I will look into the Affinity/Canva offerings, especially since they’ve made the major changes to their subscription models.
You could try to open your pictures with software of that Time ; I had a Minolta software for my A700, that is a more récent camera.
And then convert to tiff and work on it with PL.
Of course it needs an old computer!
Not tested…
PS l’iPhone est très intelligent mais ne s’aperçoit pas que je réponds en anglais. Comment fais-tu Joanna ?
If you don’t mind FOSS options, darktable supports some Minolta cameras. . Don’t be put off by FOSS, I’ve been using darktable since about 2016. It’s a very full featured app, even includes luminosity masking (although they don’t call it that).

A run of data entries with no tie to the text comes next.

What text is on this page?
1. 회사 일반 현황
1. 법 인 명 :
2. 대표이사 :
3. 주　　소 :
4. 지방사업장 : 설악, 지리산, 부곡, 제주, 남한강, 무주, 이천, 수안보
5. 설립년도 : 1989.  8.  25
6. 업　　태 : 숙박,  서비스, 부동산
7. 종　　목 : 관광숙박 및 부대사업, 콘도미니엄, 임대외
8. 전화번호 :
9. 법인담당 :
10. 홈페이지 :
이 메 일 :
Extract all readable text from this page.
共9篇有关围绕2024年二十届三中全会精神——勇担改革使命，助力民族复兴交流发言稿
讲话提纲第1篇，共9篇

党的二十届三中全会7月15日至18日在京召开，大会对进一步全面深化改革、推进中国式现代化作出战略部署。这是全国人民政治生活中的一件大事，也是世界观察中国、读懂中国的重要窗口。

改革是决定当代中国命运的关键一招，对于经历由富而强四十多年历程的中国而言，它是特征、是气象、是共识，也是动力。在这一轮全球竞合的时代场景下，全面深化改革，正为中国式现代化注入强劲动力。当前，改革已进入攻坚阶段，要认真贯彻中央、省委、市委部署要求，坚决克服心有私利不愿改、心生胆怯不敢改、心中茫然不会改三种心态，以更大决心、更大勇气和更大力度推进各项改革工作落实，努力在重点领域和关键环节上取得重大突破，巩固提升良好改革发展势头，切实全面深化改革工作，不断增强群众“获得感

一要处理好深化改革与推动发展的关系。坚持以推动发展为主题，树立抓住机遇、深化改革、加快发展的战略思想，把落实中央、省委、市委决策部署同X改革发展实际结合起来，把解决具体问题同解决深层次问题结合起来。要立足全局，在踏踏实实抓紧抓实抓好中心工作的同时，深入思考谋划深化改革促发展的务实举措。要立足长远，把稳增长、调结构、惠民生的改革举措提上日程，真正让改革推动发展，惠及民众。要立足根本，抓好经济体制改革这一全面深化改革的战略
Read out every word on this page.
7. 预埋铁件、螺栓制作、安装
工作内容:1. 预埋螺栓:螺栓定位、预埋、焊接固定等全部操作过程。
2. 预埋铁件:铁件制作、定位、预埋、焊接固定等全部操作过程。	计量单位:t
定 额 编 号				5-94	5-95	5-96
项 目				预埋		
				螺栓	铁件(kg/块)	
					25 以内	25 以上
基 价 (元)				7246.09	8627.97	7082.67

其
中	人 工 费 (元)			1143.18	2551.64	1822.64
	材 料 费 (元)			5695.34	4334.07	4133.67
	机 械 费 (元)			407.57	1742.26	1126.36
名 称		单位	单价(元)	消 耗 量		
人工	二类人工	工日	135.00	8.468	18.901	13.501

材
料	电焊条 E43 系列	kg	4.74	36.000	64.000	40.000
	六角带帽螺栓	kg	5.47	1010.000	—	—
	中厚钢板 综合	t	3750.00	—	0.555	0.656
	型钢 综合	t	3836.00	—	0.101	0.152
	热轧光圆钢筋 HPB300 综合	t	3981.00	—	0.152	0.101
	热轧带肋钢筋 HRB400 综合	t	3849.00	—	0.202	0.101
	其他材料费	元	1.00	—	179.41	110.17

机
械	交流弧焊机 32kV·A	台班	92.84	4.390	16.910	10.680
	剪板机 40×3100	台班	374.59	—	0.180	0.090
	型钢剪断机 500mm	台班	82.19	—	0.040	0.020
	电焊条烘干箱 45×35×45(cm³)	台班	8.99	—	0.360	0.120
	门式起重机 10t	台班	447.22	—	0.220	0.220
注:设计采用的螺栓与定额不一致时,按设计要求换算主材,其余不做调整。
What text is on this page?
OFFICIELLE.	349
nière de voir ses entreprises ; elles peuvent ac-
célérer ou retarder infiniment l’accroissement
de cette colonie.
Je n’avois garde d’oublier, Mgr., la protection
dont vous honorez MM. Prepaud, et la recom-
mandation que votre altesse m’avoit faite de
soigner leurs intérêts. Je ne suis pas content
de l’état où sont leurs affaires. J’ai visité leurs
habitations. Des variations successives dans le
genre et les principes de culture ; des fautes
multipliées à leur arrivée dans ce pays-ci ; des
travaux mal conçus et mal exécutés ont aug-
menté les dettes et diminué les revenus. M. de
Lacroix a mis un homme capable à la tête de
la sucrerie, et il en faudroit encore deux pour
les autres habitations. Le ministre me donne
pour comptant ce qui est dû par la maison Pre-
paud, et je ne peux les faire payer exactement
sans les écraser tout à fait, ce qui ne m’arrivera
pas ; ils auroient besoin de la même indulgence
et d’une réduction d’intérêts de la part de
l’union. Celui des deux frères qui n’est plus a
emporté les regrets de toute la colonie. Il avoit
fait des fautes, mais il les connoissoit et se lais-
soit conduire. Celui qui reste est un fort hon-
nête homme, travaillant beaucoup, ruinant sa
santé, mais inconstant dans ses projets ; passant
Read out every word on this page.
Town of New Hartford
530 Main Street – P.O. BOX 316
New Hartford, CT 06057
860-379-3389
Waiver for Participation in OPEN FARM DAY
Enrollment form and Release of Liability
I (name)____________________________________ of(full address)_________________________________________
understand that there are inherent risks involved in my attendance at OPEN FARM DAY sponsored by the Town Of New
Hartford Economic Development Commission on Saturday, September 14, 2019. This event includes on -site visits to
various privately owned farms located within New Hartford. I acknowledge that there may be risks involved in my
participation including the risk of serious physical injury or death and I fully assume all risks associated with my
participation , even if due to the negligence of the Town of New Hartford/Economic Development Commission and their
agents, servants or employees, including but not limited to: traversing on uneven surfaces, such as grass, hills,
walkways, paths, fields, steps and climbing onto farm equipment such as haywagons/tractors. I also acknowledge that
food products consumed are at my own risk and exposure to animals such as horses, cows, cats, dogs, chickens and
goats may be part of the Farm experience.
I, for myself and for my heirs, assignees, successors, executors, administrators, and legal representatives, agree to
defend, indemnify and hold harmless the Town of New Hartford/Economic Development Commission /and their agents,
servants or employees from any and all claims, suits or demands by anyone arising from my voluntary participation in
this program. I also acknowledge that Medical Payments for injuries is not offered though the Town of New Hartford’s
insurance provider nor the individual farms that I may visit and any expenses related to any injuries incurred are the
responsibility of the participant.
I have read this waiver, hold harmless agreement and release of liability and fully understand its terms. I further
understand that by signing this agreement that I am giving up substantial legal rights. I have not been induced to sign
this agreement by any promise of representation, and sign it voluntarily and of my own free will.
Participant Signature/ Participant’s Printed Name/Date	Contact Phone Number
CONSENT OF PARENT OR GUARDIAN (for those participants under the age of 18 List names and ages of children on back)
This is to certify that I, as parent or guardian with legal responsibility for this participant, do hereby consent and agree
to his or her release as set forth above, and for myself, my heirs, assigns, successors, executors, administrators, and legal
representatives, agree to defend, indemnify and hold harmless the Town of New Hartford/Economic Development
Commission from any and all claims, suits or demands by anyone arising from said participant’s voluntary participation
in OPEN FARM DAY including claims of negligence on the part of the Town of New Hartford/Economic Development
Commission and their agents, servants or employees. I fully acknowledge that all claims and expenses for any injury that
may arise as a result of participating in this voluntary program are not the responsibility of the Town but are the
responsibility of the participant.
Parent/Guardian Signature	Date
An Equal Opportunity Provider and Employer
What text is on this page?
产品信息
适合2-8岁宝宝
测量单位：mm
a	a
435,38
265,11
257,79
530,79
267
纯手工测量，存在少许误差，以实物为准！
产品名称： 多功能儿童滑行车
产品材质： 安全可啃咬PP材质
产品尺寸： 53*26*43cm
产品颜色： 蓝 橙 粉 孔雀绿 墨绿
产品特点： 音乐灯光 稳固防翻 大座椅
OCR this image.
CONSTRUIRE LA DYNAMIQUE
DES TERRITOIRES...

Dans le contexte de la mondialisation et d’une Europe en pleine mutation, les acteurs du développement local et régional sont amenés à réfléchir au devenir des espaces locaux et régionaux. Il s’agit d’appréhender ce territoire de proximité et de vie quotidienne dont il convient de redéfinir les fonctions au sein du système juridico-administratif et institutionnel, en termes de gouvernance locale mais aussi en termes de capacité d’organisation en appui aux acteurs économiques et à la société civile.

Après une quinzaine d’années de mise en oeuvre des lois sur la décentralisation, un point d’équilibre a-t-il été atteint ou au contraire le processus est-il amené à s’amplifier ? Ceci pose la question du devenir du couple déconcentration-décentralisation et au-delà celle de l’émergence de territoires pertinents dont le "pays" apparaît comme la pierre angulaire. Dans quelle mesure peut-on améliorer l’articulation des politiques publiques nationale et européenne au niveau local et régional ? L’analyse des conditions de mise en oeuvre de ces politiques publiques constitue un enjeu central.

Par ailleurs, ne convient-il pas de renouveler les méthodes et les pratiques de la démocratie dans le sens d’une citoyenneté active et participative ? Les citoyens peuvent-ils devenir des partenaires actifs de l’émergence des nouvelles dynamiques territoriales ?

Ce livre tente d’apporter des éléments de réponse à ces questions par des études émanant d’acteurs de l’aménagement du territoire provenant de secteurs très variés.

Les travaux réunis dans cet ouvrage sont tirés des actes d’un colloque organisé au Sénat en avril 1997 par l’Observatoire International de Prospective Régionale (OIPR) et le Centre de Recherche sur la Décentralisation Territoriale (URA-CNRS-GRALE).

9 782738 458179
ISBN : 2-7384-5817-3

I have a Minolta A2 and began using DxO about the same time the A2 was introduced (~2004). DxO supported JPG image corrections for the A2 from the beginning, but never added support for MRW files. As a result, I only have a few MRW files (only used JPG on the A2). It seems that DxO made a business decision back then on what raw formats to support, and the A2 MRW format didn’t meet their criteria. The A2 was ahead of its time in some ways, and was a useful travel camera.
As others have pointed out, there are other programs that do handle MRW raw files, so it should be possible to access and process them. I much prefer DxO PhotoLab to alternatives for shooting RAW with my current cameras (mostly Nikon).
Fujijon, Jch2103, and Escaich, thanks all for the response. I am aware of the conversion possibility from other apps to Tif; I was just surprised and mildly annoyed at the interruption that the extra steps to access those files presented.
Every other image processing I’ve looked at can handle the MRW’s. ON1, Lightroom, Digikam, Faststone, XnView, Topaz, Luminar, and number of others I can’t remember right now all open MRW files. Since I stumbled across this it appears that DxO is about the only advanced image app that does not support that format. Many I’m sure don’t have other features and capabilities that DxO offers but… Affinity is on my radar at the moment, partially for the relatively recent move to a free ownership model (AI capability excepted). I’ve moved on at this point and will settle somewhere soon.
That’s not quite right. PL does support RAW images from some Konica Minolta cameras. Use the link I posted earlier to find out which ones are supported.
I had a similar problem a few years ago (PL4) with NEF files from my old Nikon D100.
I found a “sort of” workaround by changing the camera model in the metadata but, although that allowed me to see the image, it still gave me an overall green cast, which was due to a different pixel layout on the sensor.
In the end, I put in a request for a module and this was finally supplied for the PL5.6 release.
I would suggest you put in a request and see what happens.
Stenis
(Sten-Åke Sändh (Sony, Win 11, PL 6, CO 16, PM Plus 6, XnView))
13
No problem with a KM 5D and PhotoLab 9: MRW raw files are supported, as are lenses with correction modules.
And it’s been this way since my first version: “DxO Optics Pro v3.5 Elite WIN32 3.5b” in 2006!
Stenis
(Sten-Åke Sändh (Sony, Win 11, PL 6, CO 16, PM Plus 6, XnView))
16
This is not a general Photolab-problem. There is a support for Minolta MRW and the camera (Minolta D7D - the first system camera with “Anti Shake” as Minolta called it) I used a few years after 2005.
That said there will always be an issue wether a RAW-converter will support older RAW-formats or not. Michael Reichmann at Luminous Landscape was already in 2009 a respected voice people read in the industry (he is gone since some years). He pushed for a common standardised RAW-format (Open RAW) in order to solve these problems but the camera manufacturers has not been interested and not the software industry either.
Everyone still has to live in a profile less vaccuum when they buy a new camera model until the manufacturers of non-proprietary RAW-converters hopefully manages to create profiles for those cameras and some has even experienced that support for cameras has been discontinued of different reasons.